Überhaupt sind alle Stimmen passend und gut zu verstehen. Wir müssen aber dennoch noch mal zum Inhalt zurück, weil wir etwas vergaßen. Was auch sehr gut eingearbeitet in dieses Hörspiel ist und mit den Fragen von Bildung und Erziehung zusammenhängt, das sind zentrale Fragen, die sich Robinson in dieser Hörfassung stellt, an die ich mich gar nicht im Original erinnere, Fragen bei dem Schiffbruch wie: Warum sind die elf tot und ich lebe? Was ist besser: hier oder dort (Himmel/Hölle?) zu sein. Was uns auch so gefällt, ist, wie methodisch Robinson Bilanz zieht, nämlich das Üble und das Gute seiner Situation zu quantifizieren und qualifizieren.

 

Wir können aber nicht aufhören, ohne über den Papagei Poll noch ein Wort zu verlieren. Dem leiht der Bearbeiter des Hörspiels, der auch Regie führt: Sven Stricker seine Stimme. Nun ist diese naseweise Geselle – wir meinen den Papagei – immer eine Paraderolle und entschädigt, daß hier der Hund sowie die Katzen nicht vorkommen. Nur wie das dann ausgeht, ob Papagei Poll nicht mit nach England kommt und nur Freitag (Moise Matura), den wir hier so vernachlässigt haben, mit Robinson heimkehrt, das haben wir nicht richtig mitbekommen.

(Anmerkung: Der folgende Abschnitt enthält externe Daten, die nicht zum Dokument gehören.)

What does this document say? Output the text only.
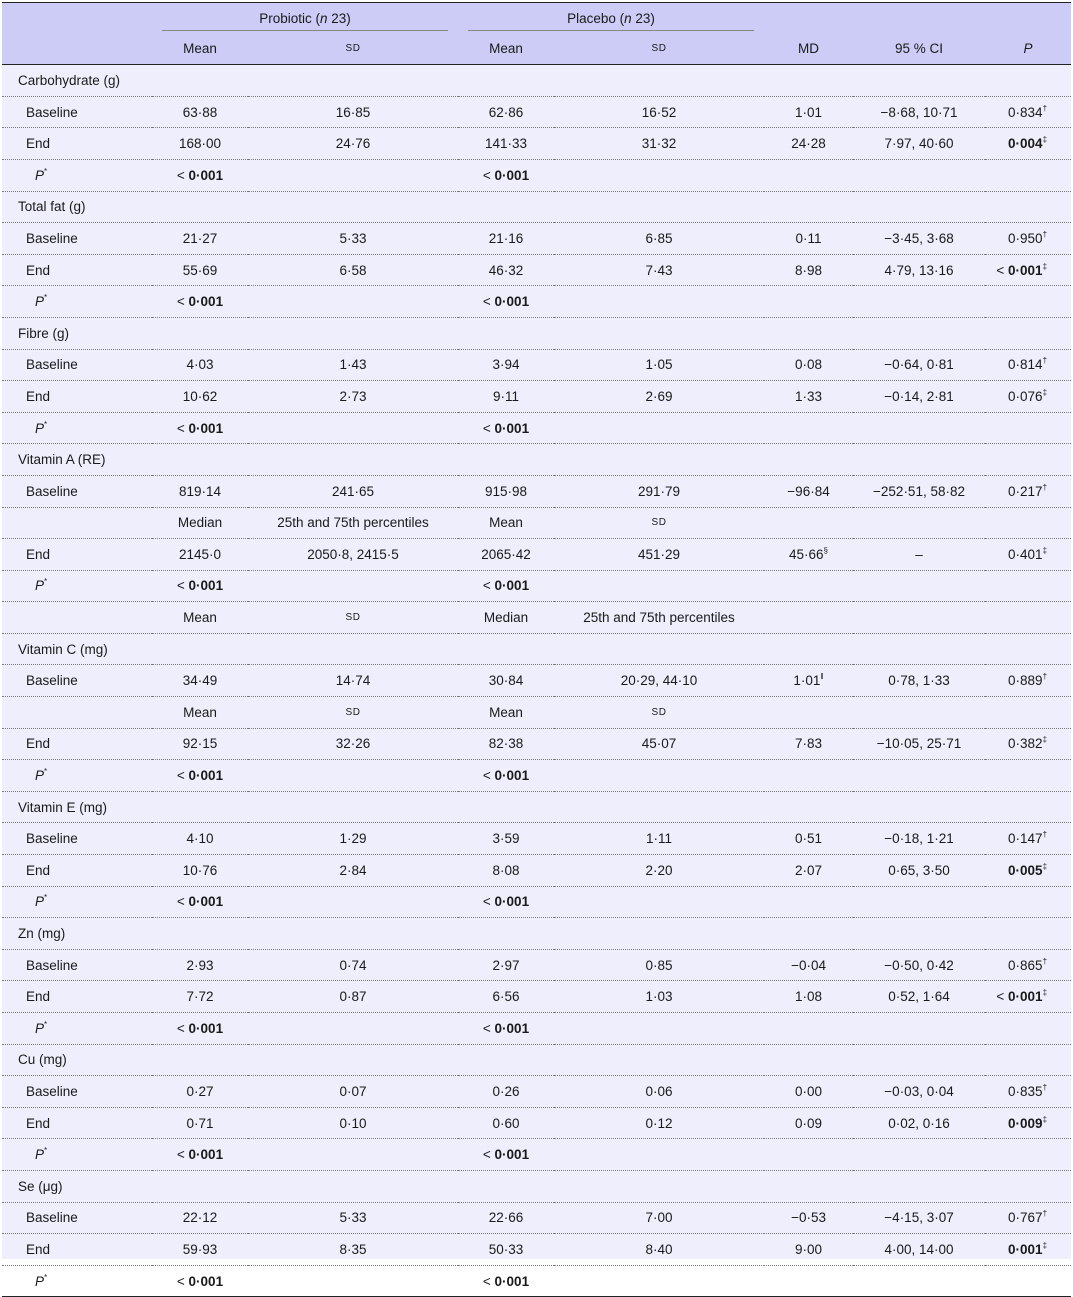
	Probiotic (n 23)		Placebo (n 23)				
	Mean	SD	Mean	SD	MD	95 % CI	P
Carbohydrate (g)							
Baseline	63·88	16·85	62·86	16·52	1·01	−8·68, 10·71	0·834†
End	168·00	24·76	141·33	31·32	24·28	7·97, 40·60	0·004‡
P*	< 0·001		< 0·001				
Total fat (g)							
Baseline	21·27	5·33	21·16	6·85	0·11	−3·45, 3·68	0·950†
End	55·69	6·58	46·32	7·43	8·98	4·79, 13·16	< 0·001‡
P*	< 0·001		< 0·001				
Fibre (g)							
Baseline	4·03	1·43	3·94	1·05	0·08	−0·64, 0·81	0·814†
End	10·62	2·73	9·11	2·69	1·33	−0·14, 2·81	0·076‡
P*	< 0·001		< 0·001				
Vitamin A (RE)							
Baseline	819·14	241·65	915·98	291·79	−96·84	−252·51, 58·82	0·217†
	Median	25th and 75th percentiles	Mean	SD			
End	2145·0	2050·8, 2415·5	2065·42	451·29	45·66§	–	0·401‡
P*	< 0·001		< 0·001				
	Mean	SD	Median	25th and 75th percentiles			
Vitamin C (mg)							
Baseline	34·49	14·74	30·84	20·29, 44·10	1·01‖	0·78, 1·33	0·889†
	Mean	SD	Mean	SD			
End	92·15	32·26	82·38	45·07	7·83	−10·05, 25·71	0·382‡
P*	< 0·001		< 0·001				
Vitamin E (mg)							
Baseline	4·10	1·29	3·59	1·11	0·51	−0·18, 1·21	0·147†
End	10·76	2·84	8·08	2·20	2·07	0·65, 3·50	0·005‡
P*	< 0·001		< 0·001				
Zn (mg)							
Baseline	2·93	0·74	2·97	0·85	−0·04	−0·50, 0·42	0·865†
End	7·72	0·87	6·56	1·03	1·08	0·52, 1·64	< 0·001‡
P*	< 0·001		< 0·001				
Cu (mg)							
Baseline	0·27	0·07	0·26	0·06	0·00	−0·03, 0·04	0·835†
End	0·71	0·10	0·60	0·12	0·09	0·02, 0·16	0·009‡
P*	< 0·001		< 0·001				
Se (μg)							
Baseline	22·12	5·33	22·66	7·00	−0·53	−4·15, 3·07	0·767†
End	59·93	8·35	50·33	8·40	9·00	4·00, 14·00	0·001‡
P*	< 0·001		< 0·001				
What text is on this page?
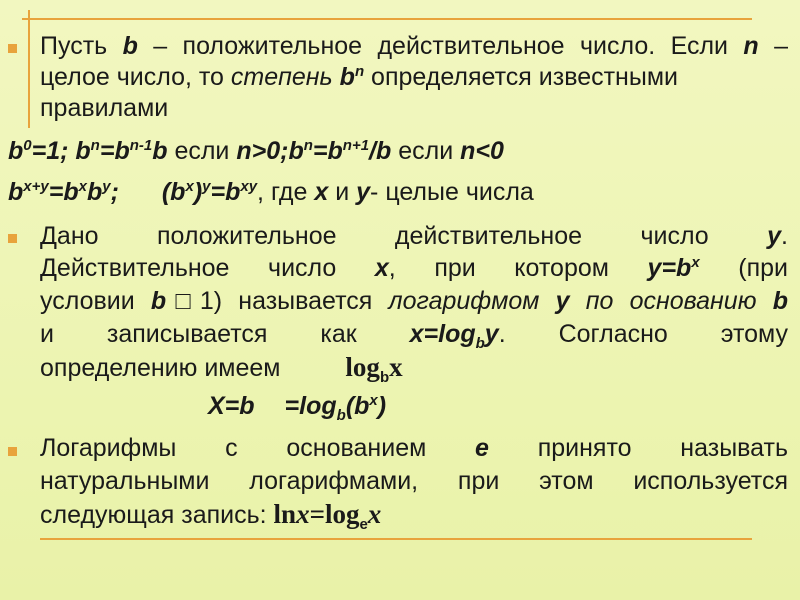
Пусть b – положительное действительное число. Если n – целое число, то степень $b^n$ определяется известными
правилами
$b^0=1$; $b^n=b^{n-1}b$ если $n>0;b^n=b^{n+1}/b$ если n<0
$b^{x+y}=b^xb^y$; $(b^x)^y=b^{xy}$, где x и y- целые числа
Дано положительное действительное число y.
Действительное число x, при котором $y=b^x$ (при
условии b□1) называется логарифмом y по основанию b
и записывается как $x=\log_by$. Согласно этому
определению имеем $\log_bx$
$X=b =\log_b(b^x)$
Логарифмы с основанием e принято называть
натуральными логарифмами, при этом используется
следующая запись: $\ln x=\log_ex$
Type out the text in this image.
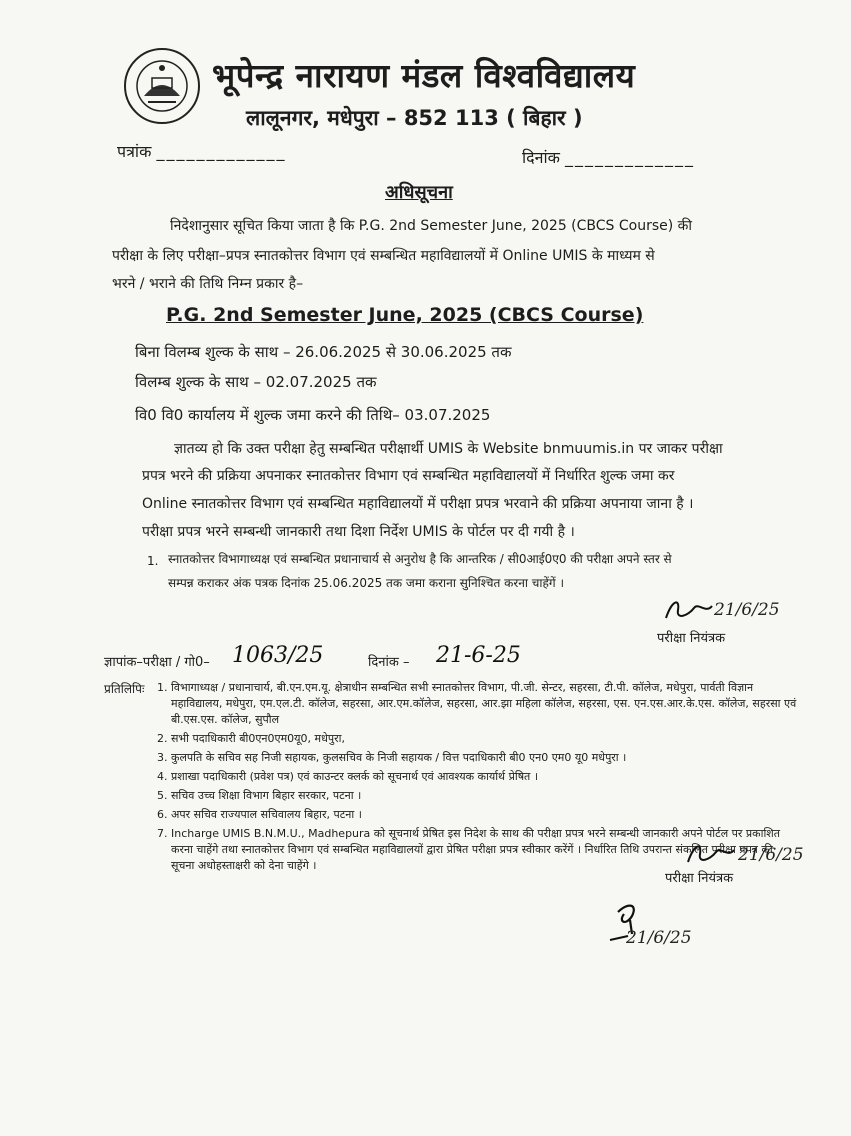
भूपेन्द्र नारायण मंडल विश्वविद्यालय
लालूनगर, मधेपुरा – 852 113 ( बिहार )
पत्रांक _____________	दिनांक _____________
अधिसूचना
निदेशानुसार सूचित किया जाता है कि P.G. 2nd Semester June, 2025 (CBCS Course) की
परीक्षा के लिए परीक्षा–प्रपत्र स्नातकोत्तर विभाग एवं सम्बन्धित महाविद्यालयों में Online UMIS के माध्यम से
भरने / भराने की तिथि निम्न प्रकार है–
P.G. 2nd Semester June, 2025 (CBCS Course)
बिना विलम्ब शुल्क के साथ – 26.06.2025 से 30.06.2025 तक
विलम्ब शुल्क के साथ – 02.07.2025 तक
वि0 वि0 कार्यालय में शुल्क जमा करने की तिथि– 03.07.2025
ज्ञातव्य हो कि उक्त परीक्षा हेतु सम्बन्धित परीक्षार्थी UMIS के Website bnmuumis.in पर जाकर परीक्षा
प्रपत्र भरने की प्रक्रिया अपनाकर स्नातकोत्तर विभाग एवं सम्बन्धित महाविद्यालयों में निर्धारित शुल्क जमा कर
Online स्नातकोत्तर विभाग एवं सम्बन्धित महाविद्यालयों में परीक्षा प्रपत्र भरवाने की प्रक्रिया अपनाया जाना है ।
परीक्षा प्रपत्र भरने सम्बन्धी जानकारी तथा दिशा निर्देश UMIS के पोर्टल पर दी गयी है ।
1. स्नातकोत्तर विभागाध्यक्ष एवं सम्बन्धित प्रधानाचार्य से अनुरोध है कि आन्तरिक / सी0आई0ए0 की परीक्षा अपने स्तर से
सम्पन्न कराकर अंक पत्रक दिनांक 25.06.2025 तक जमा कराना सुनिश्चित करना चाहेंगें ।
21/6/25
परीक्षा नियंत्रक
ज्ञापांक–परीक्षा / गो0– 1063/25	दिनांक – 21-6-25
प्रतिलिपिः 1. विभागाध्यक्ष / प्रधानाचार्य, बी.एन.एम.यू. क्षेत्राधीन सम्बन्धित सभी स्नातकोत्तर विभाग, पी.जी. सेन्टर, सहरसा, टी.पी. कॉलेज, मधेपुरा, पार्वती विज्ञान महाविद्यालय, मधेपुरा, एम.एल.टी. कॉलेज, सहरसा, आर.एम.कॉलेज, सहरसा, आर.झा महिला कॉलेज, सहरसा, एस. एन.एस.आर.के.एस. कॉलेज, सहरसा एवं बी.एस.एस. कॉलेज, सुपौल
2. सभी पदाधिकारी बी0एन0एम0यू0, मधेपुरा,
3. कुलपति के सचिव सह निजी सहायक, कुलसचिव के निजी सहायक / वित्त पदाधिकारी बी0 एन0 एम0 यू0 मधेपुरा ।
4. प्रशाखा पदाधिकारी (प्रवेश पत्र) एवं काउन्टर क्लर्क को सूचनार्थ एवं आवश्यक कार्यार्थ प्रेषित ।
5. सचिव उच्च शिक्षा विभाग बिहार सरकार, पटना ।
6. अपर सचिव राज्यपाल सचिवालय बिहार, पटना ।
7. Incharge UMIS B.N.M.U., Madhepura को सूचनार्थ प्रेषित इस निदेश के साथ की परीक्षा प्रपत्र भरने सम्बन्धी जानकारी अपने पोर्टल पर प्रकाशित करना चाहेंगे तथा स्नातकोत्तर विभाग एवं सम्बन्धित महाविद्यालयों द्वारा प्रेषित परीक्षा प्रपत्र स्वीकार करेंगें । निर्धारित तिथि उपरान्त संकलित परीक्षा प्रपत्र की सूचना अधोहस्ताक्षरी को देना चाहेंगे ।
21/6/25
परीक्षा नियंत्रक
21/6/25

Aber wir wollten ja sowieso noch mal alle Schlüsse anhören und in den Büchern nachlesen. Denn da gibt es die größten Überraschungen und Unterschiede der Versionen. Fortsetzung folgt also.

 

P.S.

Dieser Robinson gehört in eine Reihe des Hörverlag, die sich Abenteuerklassiker nennt. Das ist vergleichbar den Klassikerreihen von Erwachsenenliteratur und Kinderliteratur. Da uns dieses Hörspiel so gut gefallen hat, wollen wir bei nächster Gelegenheit auf diese Abenteuerklassiker zurückkommen, dann aber als eine Serie in Weltexpresso, die sich mit weiteren Klassikeraufnahmen wie Oliver Twist, Tom Sawyer etc. beschäftigt.

 

 

Info:

 

Robinson Crusoe nach Daniel Defoe

Hörspielbearbeitung und Regie: Sven Stricker, 2 CD, Laufzeit 135 Minuten

mit Felix von Manteuffel, Konstantin Graudus, Moise Matura u.a.